“Em questão de horas, tudo na nossa vida mudou. Sonhos, planos, tudo foi embora. Meu filho já estava em coma. Mas ele lutava para viver e hoje é o meu maior presente. Me ensinou que aquele ali é o mundo dele. E no Dia das Mães, assim como todos os dias, meu filho vivo é o maior presente”. O relato é da auxiliar administrativo Samyra Tatiana Saab, de 53 anos, que teve a vida renovada após descobrir um tumor no cérebro do filho há 18 anos.
Samyra reside em Dourados, a 214 quilômetros de Campo Grande. A sua rotina é dividida entre o trabalho e o cuidado com o filho Henrique Rosa, de 30 anos, que vive em estado vegetativo. Ela trabalha em uma universidade e, naquele local, dá lições de vida para muitos acadêmicos e inclusive mães que não enfrentam metade das adversidades vividas por ela.
“Aos 12 anos, o Henrique começou com uma simples dor de cabeça e que se transformou em uma enxaqueca. Os médicos diziam que era um problema hereditário e nenhum deles exigiu um exame mais detalhado na época. Um profissional que o atendeu inclusive disse que a tomografia não tinha necessidade no caso dele, seria em último caso”, afirmou Samyra.
No entanto, o tempo passou e as dores passaram a ser cada vez mais intensas e frequentes. A crise ocorreu no dia 22 de março de 1996. No hospital, os médicos constataram que o então menino estava com um cisto no cérebro. “Aqueles que nos atendiam sabem que, se o problema tivesse sido descoberto antes, ele teria sequelas, mas não tão graves”, explicou a mãe.
Alguns médicos indicaram uma viagem para São Paulo, enquanto outros sequer 'davam esperanças'. “Ele tinha que ter ido em um avião com UTI [Unidade de Terapia Intensiva], por conta da pressão intracraniana, mas não providenciaram nada.
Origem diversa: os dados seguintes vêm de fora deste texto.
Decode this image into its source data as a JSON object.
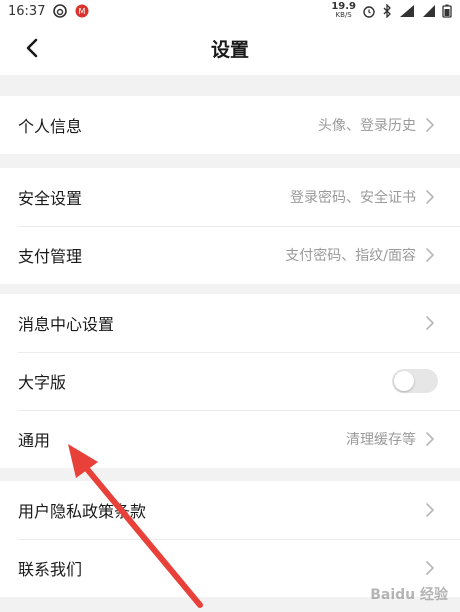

Estávamos na Semana Santa e me lembro que, na hora da descida, ele teve uma crise convulsiva e a pressão quase foi a zero”, relembrou.
A equipe médica atendeu a criança ali mesmo, após esvaziar toda a tribulação. “O paramédico pegou a tomografia e constatou que ele estava doente há muito tempo. Já no hospital particular enfrentamos bastante dificuldade. Eu abandonei uma faculdade de direito e o meu marido começou a vender tudo na época, menos a nossa casa”, comentou.
Negligência
No decorrer dos dias, a família aguardava boas notícias, mas o menino continuou entubado por 21 dias. De volta para Mato Grosso do Sul com a doença e uma infecção contraída no hospital, a família continuou a luta. “Continuamos com as viagens para São Paulo e Brasília. Eu briguei muito com os funcionários, principalmente porque a equipe médica que o atendeu no hospital particular também o atendeu no público. Parecia que não tinha amor ao ser humano e as dificuldades foram muitas”, ressaltou Samyra.
Quando a mãe encontrou um amigo de infância, sentiu que a salvação para o filho estava próxima. “Ele se formou médico e nos ajudou muito, retirando o meu filho da enfermaria e prestando o atendimento necessário a ele em um quarto. Foi quando conheci a AACD [Associação de Assistência à Criança Deficiente] e vi que existem muitos Henriques e Tatianas no mundo. Um mundo só deles, diferente do nosso”, explicou.
Novo mundo
O tempo passou e mãe e filho se adaptaram ao novo mundo. O casamento de 23 anos foi desfeito e Samyra vive um amor integral ao filho. “É um mistério, ele perdeu a visão, a fala, mas desenvolveu outros sentidos. Conversamos por um simples olhar e eu o enxergo como um ser humano normal. Sei que ele é feliz e não tenho vergonha nenhuma de nada. Teria sim se ele fosse um bandido, um assassino ou um drogado”, disse.
Para aqueles que reclamam dos problemas, a mãe garante que o filho 'vence uma guerra' diariamente. “Hoje eu é quem dependo dele. Há três anos meu filho não passa por nenhum hospital e por isso nem entro no quarto quando estou triste. Às vezes penso que ele perdeu a juventude, poderia estar formado, casado, mas ele amou tanto a vida que até a aceitação para a doença foi muito grande. É um presente de Deus”, finalizou.